Euphorbia spp.

SpurgeA garden can always benefit from those special plants that can stop the eye or act as foils for the sweeps of color and texture that are the mainstays of a perennial border. These plants are not massed, but stand alone to catch your eyes and redirect them from plant to plant. Spurges are such worthy plants.

Spurges belong to the quite large Euphorbia genus of plants that contains 2,000 different species, some of which are highly ornamental, and some of which are weeds with little cultivated value. They all, however, are characterized by a lack of true flower petals or sepals, but have instead brightly colored modified leaves known as bracts, which look just like flowers. The most well-known member of this group is the poinsettia, whose red "flowers" are in fact the showy bracts of an ornamental spurge.

All spurges have a milky sap that in some species can be irritating to the skin. They are ancient plants named for Eurphorbius, a 1st-century Greek physician who used the sap for medicinal purposes. Gloves should be worn when deadheading or pruning spurges, especially if you have any open cuts or scratches on your hands.

Perennial garden spurges are valued for the bright yellow bracts that cover the plants like flowers in spring. Most spurges are mid-spring bloomers, with the bracts coloring in May or even earlier, if spring is unusually warm. They combine beautifully with midseason tulips and daffodils, cool-season annuals and early-blooming perennials such as candytuft, ajuga, columbine and Virginia bluebells. In addition to the colorful yellow bracts in spring, some spurges have purple foliage that contrasts nicely with other perennials throughout the entire growing season. This purple foliage often turns to a rich mahogany in the fall, extending the plant's garden value into a third season. The following are all plants for full sun and well-drained soils. One cautionary note is that these plants can spread aggressively by underground stems.

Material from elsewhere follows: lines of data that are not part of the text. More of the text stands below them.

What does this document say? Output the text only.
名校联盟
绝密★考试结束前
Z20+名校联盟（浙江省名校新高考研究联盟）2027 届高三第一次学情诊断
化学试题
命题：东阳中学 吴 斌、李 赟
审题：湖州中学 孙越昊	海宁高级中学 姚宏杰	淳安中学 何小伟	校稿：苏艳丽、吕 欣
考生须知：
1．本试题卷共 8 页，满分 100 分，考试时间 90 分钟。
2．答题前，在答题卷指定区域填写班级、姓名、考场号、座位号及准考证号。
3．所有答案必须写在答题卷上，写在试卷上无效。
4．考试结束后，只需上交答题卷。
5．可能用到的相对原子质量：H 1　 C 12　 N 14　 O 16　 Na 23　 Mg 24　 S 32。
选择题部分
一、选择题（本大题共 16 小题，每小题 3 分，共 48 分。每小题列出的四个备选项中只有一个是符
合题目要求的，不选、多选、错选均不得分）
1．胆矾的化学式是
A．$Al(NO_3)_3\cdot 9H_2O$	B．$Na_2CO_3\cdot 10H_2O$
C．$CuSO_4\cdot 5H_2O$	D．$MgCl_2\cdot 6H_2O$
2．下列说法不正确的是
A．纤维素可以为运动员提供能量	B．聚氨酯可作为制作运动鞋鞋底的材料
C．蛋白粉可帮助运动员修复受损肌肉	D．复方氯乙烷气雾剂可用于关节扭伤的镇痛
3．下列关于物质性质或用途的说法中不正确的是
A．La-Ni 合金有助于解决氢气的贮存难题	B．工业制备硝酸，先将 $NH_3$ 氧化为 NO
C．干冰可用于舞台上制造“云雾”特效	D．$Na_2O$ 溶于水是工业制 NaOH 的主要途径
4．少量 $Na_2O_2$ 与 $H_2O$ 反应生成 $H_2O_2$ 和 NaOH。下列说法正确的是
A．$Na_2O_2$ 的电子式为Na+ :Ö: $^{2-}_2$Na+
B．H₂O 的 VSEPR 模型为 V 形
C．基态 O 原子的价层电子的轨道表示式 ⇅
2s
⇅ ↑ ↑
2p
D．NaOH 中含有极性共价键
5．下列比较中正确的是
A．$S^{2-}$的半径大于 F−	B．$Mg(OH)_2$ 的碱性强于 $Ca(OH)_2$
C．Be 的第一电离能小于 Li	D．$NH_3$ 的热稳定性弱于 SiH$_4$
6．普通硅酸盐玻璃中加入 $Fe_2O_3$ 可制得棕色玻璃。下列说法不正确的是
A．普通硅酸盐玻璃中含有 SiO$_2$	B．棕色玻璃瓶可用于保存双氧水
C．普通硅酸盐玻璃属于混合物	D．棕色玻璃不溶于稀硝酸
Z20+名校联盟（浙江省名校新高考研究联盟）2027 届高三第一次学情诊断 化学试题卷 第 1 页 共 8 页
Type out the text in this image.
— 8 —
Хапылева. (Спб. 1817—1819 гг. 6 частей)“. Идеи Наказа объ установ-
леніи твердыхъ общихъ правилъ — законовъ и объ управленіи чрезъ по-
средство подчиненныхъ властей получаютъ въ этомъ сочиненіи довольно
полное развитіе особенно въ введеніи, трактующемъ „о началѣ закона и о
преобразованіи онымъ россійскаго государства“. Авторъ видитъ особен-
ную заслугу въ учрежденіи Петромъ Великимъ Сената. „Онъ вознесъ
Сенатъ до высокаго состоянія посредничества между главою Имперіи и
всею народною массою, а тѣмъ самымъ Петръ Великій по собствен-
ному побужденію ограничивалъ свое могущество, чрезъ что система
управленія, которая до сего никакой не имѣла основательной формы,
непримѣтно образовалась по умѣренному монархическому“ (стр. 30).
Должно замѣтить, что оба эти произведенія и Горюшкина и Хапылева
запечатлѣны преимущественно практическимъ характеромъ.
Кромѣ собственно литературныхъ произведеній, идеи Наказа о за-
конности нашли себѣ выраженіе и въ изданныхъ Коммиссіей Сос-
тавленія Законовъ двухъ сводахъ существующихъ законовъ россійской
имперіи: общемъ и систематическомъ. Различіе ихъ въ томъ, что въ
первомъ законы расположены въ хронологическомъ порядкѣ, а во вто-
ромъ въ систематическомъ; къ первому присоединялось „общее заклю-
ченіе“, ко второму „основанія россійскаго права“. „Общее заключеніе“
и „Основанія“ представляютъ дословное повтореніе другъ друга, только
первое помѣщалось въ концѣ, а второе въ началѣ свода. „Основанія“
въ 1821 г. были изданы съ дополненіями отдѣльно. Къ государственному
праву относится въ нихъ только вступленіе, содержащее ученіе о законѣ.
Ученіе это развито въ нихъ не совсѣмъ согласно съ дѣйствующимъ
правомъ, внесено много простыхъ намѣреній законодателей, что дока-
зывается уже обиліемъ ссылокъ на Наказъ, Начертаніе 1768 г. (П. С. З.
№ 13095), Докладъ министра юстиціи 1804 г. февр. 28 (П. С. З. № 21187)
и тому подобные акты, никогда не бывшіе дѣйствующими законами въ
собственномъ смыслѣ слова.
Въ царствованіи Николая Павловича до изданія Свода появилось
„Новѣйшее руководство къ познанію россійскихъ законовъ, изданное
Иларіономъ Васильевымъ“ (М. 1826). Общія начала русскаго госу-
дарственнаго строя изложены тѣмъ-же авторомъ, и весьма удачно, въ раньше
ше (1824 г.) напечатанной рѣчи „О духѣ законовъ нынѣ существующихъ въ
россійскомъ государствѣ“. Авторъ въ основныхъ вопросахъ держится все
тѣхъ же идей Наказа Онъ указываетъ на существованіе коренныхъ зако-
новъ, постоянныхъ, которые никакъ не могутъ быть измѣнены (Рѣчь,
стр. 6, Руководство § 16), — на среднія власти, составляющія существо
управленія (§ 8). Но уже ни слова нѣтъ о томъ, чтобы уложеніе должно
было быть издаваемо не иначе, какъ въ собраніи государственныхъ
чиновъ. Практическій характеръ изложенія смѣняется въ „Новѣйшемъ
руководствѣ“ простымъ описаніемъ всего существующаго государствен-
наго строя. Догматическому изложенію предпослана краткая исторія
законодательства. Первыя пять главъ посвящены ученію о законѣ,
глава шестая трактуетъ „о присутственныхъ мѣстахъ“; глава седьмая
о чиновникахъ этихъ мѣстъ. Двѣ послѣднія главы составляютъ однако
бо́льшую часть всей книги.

  • Chameleon spurge (Euphorbia dulcis 'Chameleon') is an ornamental spurge with leaves that open purple and deepen throughout the growing season to a rich autumn red. Like most purple-leaved plants, it serves as an accent amidst the dominant green foliage of most gardens, but also combines quite successfully with flowers in tones of blue, pink, yellow or red. Its bracts are yellow and it grows 1 to 1-1/2 feet.
  • Cushion spurge (E. epithymoides) is one of the most commonly grown spurges. Its profuse neon-yellow bracts punctuate the early spring garden and are especially effective with early bulbs. An unusual variegated form has yellow-margined leaves. Cushion spurge is a true mounding plant and grows to 1 foot.
  • Flowering spurge (E. corollata) is a native prairie plant that takes quite a different form from most ornamental spurges. Its "flowers" are tiny white bracts at the branch tips that dance above the plant like baby's breath. A long-blooming, airy perennial, it tolerates full sun and dry soil. Used as a filler plant in native plantings, it mixes well with coneflowers, black-eyed Susans, beardtongue, butterfly weed and many grasses. It grows to 1-1/2 feet.
  • Griffith's spurge (E. griffithii 'Fireglow') has a most unique combination of colors: olive leaves with pink overtones, red stems and orange to red flowers. It prefers moist soils and grows to 2 feet.
  • Myrtle euphorbia (E. myrsinites) features succulent blue-gray leaves arranged in tight spirals around sprawling stems. At the tips of the stems are the typical bracts that turn yellow in spring. It's an excellent rock garden plant, providing a good contrast to low-growing, fine-textured plants like creeping phlox. More heat-tolerant than some spurges, it will thrive next to a sidewalk or other hardscape. It can be a vigorous grower, but deadheading the yellow bracts after they fade will prevent it from setting seed.
  • Wood spurge (E. amygdaloides 'Purpurea') is another upright spurge with purplish-red foliage and yellow-chartreuse bracts. Wood spurge prefers dry conditions and grows to 1 foot.